Prime Minister Binyamin Netanyahu has given the green light for construction of about 1,000 new housing units in Jerusalem, in what some are spinning as an end to the building freeze in Jerusalem, Judea and Samaria – an unofficial freeze that Israel took upon itself under US pressure during the Obama presidency.
Netanyahu has given instructions for the building of about 660 homes in Ramat Shlomo, in northern Jerusalem, and about 400 more in Har Homa, in the capital's southern section.
In addition, he has given the go-ahead for infrastructure projects in Judea and Samaria that are needed for reasons of security and safety.

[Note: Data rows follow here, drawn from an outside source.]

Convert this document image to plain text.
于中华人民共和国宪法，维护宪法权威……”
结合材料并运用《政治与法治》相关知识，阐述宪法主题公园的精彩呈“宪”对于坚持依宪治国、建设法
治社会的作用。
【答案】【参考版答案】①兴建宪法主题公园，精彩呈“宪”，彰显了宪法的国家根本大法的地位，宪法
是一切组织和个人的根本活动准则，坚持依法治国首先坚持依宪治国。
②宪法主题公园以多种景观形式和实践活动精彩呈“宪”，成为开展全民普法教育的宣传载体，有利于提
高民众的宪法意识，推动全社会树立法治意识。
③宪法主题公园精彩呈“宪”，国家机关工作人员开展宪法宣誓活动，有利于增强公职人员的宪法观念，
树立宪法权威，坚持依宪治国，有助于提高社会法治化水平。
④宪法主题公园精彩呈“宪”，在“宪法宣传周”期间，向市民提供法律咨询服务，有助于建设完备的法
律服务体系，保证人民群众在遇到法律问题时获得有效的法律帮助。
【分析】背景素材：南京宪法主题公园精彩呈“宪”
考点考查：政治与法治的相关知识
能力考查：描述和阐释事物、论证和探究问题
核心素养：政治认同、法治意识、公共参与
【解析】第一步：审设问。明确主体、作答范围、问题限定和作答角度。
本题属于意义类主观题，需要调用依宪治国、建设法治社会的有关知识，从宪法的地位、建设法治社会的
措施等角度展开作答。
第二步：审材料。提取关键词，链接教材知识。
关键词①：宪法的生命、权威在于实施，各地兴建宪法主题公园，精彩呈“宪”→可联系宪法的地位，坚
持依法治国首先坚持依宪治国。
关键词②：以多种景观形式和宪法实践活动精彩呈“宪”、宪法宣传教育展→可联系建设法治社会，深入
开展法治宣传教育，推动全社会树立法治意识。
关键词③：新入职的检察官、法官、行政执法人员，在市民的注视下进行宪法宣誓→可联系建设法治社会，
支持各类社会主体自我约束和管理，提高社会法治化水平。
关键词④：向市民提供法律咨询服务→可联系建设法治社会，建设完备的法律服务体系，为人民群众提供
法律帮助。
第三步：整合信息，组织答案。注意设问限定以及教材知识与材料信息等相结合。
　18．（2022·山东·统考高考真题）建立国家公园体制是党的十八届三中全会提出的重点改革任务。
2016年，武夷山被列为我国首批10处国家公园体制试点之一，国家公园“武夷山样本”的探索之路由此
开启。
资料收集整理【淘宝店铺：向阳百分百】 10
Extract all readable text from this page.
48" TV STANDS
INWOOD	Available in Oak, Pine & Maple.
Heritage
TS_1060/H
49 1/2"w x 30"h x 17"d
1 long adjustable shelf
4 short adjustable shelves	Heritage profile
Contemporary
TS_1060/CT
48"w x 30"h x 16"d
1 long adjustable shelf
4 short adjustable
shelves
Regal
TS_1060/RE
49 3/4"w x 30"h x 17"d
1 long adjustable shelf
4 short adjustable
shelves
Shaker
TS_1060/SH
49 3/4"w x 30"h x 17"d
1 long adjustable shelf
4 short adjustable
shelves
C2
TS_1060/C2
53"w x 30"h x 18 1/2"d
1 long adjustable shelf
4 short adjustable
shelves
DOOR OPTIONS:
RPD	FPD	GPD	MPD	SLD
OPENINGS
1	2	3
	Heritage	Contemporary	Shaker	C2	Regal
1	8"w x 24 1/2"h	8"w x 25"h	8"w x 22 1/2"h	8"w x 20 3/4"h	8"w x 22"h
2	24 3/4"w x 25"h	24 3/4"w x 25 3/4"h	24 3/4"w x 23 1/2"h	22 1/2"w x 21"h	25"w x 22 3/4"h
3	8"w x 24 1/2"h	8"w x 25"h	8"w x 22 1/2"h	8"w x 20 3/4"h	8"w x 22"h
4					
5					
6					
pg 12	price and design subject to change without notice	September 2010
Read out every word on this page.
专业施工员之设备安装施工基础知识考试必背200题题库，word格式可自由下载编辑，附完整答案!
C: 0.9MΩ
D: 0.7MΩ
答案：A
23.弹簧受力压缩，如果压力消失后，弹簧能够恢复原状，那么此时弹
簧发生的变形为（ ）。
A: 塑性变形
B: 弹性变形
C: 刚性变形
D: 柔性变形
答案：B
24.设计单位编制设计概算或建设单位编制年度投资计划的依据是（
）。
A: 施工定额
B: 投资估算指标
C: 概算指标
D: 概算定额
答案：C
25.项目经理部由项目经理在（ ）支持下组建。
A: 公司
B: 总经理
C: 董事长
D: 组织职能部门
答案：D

The move was first reported Sunday on Channel 2, and is seen as a bid to strengthen the alliance with the nationalist wing of the coalition. It reportedly follows a meeting between Netanyahu and Jewish Home leader Naftali Bennett, who has threatened to destabilize the coalition if the unofficial - but very real - building freeze is not ended.
Ze'ev Hever, a veteran leader of the settlement enterprise in Judea and Samaria, was also reportedly present at the meeting.
According to the report, Bennett told Netanyahu that it is obvious that neither Tzipi Livni (Hatnua) nor Yair Lapid (Yesh Atid) want elections at this time, and that this situation should be exploited for construction in Judea and Samaria.
According to Channel 2, 12 new roads will be created, including a road circumventing the Hawara neighborhood south of Shechem, new roads to Emanuel and Eli, and a widening of Highway 60. In addition, several "students' villages" are planned, as are new parks and a boardwalk in the Etzion Bloc in memory of murdered yeshiva students Eyal Yifrah, Naftali Frenkel and Gilad Sha'ar.
The move could also be connected to the possibility of fresh elections and upcoming primaries in the Likud, with Netanyahu looking to bolster his flagging ratings among right-wing voters.